Ce qu'on me rapporte que Dumur a dit : « S'il ne tenait qu'à moi, Morisse, je n'hésiterais pas : fusillé. Léautaud, lui, je me conten­terais de le mettre en prison. »
Un jour, visite de Fernand Gregh. Il est en uniforme. Il entre chez moi, où se trouve Morisse. Quelques mots de nous deux le renseignant sur nos sentiments, il abonde : la guerre chose affreuse, une folie, c'est épouvantable, etc. Il monte ensuite chez Vallette. Il se trouve avec Rachilde sur le palier. Conversation tout autre. Exaltation patriotique commune. Ardeur guerrière. Rachilde vocifère. Tout à coup, ces mots : « Mais apportez-moi donc un Boche, que je lui écrase la tête contre ce mur. » (...)
Visite à Dumur de Morizet et de Pioch qui viennent lui dire son fait pour les calomnies à leur égard contenues dans les Défaitistes. Dumur, pris de peur et se croyant menacé, achète un browning, s'en fait expliquer - j'étais présent - le maniement par Vallette, pour le porter constamment sur lui. J'ai ce mot en redescen­dant dans mon bureau : « Il a attendu bien tard pour porter les armes. » (14.03.32)

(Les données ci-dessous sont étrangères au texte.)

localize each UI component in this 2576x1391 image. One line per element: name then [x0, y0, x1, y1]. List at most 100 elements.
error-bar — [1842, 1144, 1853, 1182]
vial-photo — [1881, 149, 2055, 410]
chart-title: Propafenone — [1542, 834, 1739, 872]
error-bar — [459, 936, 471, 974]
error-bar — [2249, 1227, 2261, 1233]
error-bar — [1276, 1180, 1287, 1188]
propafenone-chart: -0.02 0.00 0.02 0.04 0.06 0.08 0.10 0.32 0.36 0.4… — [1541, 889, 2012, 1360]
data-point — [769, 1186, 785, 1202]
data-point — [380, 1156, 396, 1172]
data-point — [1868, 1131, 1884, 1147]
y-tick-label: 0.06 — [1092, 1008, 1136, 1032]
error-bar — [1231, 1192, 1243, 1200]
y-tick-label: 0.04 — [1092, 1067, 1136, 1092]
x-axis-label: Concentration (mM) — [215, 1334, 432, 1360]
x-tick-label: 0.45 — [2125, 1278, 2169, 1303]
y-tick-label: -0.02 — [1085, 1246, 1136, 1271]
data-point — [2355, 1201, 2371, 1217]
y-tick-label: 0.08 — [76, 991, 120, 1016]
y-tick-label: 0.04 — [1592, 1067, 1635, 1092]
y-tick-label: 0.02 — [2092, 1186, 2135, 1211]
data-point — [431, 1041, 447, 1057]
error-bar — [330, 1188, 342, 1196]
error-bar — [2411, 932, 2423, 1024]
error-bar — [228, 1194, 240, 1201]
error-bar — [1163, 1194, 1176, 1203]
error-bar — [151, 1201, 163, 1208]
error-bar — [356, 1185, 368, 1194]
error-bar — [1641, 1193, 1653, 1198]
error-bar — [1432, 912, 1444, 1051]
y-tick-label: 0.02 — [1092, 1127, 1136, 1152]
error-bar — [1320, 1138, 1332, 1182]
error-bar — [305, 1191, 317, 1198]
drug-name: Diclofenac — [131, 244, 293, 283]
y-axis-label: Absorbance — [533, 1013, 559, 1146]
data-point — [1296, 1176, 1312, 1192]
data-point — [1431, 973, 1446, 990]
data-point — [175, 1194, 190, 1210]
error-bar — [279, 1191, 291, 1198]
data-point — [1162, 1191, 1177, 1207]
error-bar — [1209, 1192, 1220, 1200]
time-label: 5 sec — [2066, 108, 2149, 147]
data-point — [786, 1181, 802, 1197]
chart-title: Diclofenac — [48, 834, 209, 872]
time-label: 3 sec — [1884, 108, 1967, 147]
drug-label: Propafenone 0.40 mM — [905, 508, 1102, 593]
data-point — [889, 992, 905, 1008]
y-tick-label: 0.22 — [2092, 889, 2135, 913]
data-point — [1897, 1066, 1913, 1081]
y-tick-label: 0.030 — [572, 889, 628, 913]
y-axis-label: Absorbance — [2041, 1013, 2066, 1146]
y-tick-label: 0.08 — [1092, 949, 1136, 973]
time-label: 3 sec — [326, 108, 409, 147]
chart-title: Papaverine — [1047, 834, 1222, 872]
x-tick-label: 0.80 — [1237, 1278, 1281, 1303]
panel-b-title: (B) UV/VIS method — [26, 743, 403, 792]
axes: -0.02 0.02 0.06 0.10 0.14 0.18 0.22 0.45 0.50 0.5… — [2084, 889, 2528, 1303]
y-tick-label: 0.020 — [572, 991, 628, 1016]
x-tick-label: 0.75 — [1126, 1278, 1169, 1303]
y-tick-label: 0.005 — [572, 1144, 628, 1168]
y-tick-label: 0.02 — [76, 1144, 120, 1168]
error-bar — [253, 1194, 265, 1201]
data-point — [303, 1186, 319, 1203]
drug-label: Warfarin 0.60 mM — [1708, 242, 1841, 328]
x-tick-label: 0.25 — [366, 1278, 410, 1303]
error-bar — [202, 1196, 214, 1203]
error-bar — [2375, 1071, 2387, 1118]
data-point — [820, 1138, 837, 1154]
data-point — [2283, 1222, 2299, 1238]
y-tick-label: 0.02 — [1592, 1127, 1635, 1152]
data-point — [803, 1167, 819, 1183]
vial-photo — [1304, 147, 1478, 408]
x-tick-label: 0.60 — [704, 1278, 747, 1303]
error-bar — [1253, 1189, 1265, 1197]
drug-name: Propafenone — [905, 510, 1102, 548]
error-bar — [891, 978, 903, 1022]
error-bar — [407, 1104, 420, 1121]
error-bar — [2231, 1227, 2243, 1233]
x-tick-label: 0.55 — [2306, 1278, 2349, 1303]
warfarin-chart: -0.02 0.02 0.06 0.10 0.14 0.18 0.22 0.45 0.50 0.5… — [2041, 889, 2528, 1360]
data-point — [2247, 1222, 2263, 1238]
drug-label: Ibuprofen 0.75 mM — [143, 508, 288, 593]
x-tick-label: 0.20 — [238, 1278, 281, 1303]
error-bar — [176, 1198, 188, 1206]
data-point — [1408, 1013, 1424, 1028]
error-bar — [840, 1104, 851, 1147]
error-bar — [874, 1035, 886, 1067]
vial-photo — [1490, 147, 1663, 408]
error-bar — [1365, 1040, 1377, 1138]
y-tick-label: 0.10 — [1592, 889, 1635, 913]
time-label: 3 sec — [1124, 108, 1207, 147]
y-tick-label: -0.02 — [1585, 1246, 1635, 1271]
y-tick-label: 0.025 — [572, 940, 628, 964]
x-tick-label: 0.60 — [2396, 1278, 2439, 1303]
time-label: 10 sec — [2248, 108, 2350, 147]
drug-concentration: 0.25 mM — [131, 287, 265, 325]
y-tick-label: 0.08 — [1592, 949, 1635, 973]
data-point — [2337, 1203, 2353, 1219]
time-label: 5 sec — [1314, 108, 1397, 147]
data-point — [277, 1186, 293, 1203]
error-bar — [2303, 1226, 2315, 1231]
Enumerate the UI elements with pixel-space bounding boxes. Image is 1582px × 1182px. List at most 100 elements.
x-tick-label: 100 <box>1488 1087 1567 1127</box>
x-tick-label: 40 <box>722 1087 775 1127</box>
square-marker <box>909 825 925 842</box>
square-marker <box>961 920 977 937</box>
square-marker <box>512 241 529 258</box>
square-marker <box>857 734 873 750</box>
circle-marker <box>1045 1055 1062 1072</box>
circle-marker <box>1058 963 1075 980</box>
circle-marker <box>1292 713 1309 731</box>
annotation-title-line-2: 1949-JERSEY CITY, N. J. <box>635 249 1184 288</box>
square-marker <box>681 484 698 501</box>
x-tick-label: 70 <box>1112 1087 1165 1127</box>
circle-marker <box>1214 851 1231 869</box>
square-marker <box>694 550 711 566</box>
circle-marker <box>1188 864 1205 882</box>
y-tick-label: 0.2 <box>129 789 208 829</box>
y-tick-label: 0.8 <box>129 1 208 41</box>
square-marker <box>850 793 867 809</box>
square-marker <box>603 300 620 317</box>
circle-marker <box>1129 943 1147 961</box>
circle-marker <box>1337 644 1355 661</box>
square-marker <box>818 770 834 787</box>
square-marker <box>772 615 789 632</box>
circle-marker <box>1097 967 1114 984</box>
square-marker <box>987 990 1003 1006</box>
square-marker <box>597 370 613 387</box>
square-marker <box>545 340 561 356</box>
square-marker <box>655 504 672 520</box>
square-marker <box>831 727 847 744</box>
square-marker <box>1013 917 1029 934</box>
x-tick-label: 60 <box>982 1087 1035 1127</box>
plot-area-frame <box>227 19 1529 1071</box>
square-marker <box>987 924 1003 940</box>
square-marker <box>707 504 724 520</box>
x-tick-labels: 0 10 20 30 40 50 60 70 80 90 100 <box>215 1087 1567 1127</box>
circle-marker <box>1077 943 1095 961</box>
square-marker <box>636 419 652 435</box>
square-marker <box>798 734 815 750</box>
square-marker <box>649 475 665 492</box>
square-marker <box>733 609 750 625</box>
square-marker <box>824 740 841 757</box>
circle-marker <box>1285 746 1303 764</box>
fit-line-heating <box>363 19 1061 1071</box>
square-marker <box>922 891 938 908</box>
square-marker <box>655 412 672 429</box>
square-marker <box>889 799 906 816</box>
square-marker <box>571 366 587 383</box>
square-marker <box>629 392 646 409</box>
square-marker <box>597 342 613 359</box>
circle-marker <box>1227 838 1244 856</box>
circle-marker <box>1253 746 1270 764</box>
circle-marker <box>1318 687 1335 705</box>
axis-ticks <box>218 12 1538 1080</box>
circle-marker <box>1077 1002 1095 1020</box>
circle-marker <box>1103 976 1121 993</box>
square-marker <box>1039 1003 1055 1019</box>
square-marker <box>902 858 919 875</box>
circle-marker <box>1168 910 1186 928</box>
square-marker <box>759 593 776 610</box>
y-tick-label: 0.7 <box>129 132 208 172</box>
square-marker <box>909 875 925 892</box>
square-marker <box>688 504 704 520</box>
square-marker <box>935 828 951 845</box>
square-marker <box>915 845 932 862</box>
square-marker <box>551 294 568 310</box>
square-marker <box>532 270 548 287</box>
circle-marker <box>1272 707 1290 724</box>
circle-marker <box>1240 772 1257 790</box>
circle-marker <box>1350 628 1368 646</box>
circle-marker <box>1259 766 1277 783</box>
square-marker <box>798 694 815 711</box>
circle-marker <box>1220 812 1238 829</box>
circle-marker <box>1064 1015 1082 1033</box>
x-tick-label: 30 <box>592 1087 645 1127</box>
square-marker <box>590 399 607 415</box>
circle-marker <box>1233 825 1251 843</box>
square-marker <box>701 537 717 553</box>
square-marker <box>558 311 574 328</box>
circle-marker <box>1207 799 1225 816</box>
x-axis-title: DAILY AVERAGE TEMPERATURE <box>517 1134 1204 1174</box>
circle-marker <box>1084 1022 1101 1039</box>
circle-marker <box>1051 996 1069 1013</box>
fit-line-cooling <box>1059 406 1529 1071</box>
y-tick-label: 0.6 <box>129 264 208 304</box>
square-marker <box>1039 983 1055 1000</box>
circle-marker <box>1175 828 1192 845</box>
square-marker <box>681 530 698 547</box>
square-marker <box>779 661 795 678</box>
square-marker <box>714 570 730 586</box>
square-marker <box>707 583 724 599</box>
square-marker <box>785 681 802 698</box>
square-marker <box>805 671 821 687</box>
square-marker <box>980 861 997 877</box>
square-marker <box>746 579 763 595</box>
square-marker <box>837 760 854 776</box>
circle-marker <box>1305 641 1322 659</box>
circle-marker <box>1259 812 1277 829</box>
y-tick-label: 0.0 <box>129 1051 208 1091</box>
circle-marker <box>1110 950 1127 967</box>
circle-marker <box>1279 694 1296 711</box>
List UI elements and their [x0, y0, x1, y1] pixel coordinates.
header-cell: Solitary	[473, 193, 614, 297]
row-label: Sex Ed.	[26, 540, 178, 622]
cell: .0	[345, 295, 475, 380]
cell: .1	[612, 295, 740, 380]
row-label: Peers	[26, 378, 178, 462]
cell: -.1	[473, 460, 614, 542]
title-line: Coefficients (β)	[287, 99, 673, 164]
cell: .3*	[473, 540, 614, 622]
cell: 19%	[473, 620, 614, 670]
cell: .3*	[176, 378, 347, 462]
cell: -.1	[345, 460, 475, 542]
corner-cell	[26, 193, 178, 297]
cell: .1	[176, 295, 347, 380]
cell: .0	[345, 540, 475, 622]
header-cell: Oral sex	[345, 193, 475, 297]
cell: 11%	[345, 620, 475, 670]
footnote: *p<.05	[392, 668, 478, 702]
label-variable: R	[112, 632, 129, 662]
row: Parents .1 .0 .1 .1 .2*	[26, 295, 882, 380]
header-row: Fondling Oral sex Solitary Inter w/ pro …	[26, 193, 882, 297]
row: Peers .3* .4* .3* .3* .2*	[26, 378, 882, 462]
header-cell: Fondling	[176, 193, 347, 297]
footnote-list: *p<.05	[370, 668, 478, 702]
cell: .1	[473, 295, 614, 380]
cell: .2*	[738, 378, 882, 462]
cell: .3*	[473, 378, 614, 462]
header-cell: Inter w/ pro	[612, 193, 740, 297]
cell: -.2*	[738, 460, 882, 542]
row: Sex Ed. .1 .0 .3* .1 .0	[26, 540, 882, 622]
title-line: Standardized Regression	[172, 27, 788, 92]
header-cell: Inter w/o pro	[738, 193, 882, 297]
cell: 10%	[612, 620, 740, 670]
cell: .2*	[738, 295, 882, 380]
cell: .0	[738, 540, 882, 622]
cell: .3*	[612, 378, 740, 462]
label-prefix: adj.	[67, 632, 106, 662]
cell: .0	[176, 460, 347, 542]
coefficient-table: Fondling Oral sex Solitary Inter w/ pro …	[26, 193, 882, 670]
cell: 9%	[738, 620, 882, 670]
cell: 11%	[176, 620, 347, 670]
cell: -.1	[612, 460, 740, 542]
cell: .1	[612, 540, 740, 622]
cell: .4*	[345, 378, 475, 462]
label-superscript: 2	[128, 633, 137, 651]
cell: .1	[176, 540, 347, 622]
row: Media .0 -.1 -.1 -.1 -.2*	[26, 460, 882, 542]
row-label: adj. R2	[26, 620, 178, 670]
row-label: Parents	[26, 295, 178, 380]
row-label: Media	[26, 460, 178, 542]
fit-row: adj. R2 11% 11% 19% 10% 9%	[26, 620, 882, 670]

« D'après un compte rendu lu ce matin dans la Revue d'Histoire littéraire, Mérimée, Mérimée ! écrivant après le congé à lui donné par Mme Delessert : « Je n'ai plus personne pour qui travailler... j'avais un but... je n'ai plus de but... » Quelle pitié !
Il sévit dans les journaux, depuis quelque temps (Débats, Figaro ) - et j'ai vu son nom aussi dans un comité pour la célébration d'un anniversaire de Vallès - un sot prétentieux et ignorant du nom de Gaetan Sanvoisin, qui se mêle d'écrire sur des questions litté­raires dont il ne connaît pas le premier mot. » (28.04.32)

« N. fait commandeur de la Légion d'honneur. Ca ! ce rien ! ce gnome par le physique et par l'esprit. Cet écrivain à gages ! ce domestique politique ! ce bourreur de crâne éhonté de la période de guerre ? Ce Tartuffe à vingt sous la ligne ! A beau faire : l'honneur ne se commande pas. » (16.05.32)

« Comme je lui demandais des nouvelles de Roger Karl, raconté quelques traits de son caractère sur la question argent : dépensant tout, très généreux, payant le terme d'un ami dans la gêne. Avec elle-même, malgré tout rompu depuis longtemps, il arrive ces jours-ci de Berlin, il la voit dans un mauvais manteau. Part aussitôt lui en acheter un.
Ce que je lui ai dit, alors, de l'espèce d'amour que j'ai pour les gens, ainsi, qui ne tiennent pas à l'argent, de l'espèce de supériorité que je trouve à ces caractères, auprès de celui de gens comme moi, avec leur médiocrité portée à l'économie (...).
(...) si je gagnais beaucoup d'argent, je ne serais pas ainsi, j'en suis presque sûr. Je dépenserais avec plaisir. Mais je gagne 825 francs par mois comme employé. Mes gains littéraires sont rares. Il me faut déjà toucher à mes économies pour la vie de chaque jour. Je suis un homme prudent. Il est vrai que la vraie générosité ne connaît pas la prudence. » (09.06.32)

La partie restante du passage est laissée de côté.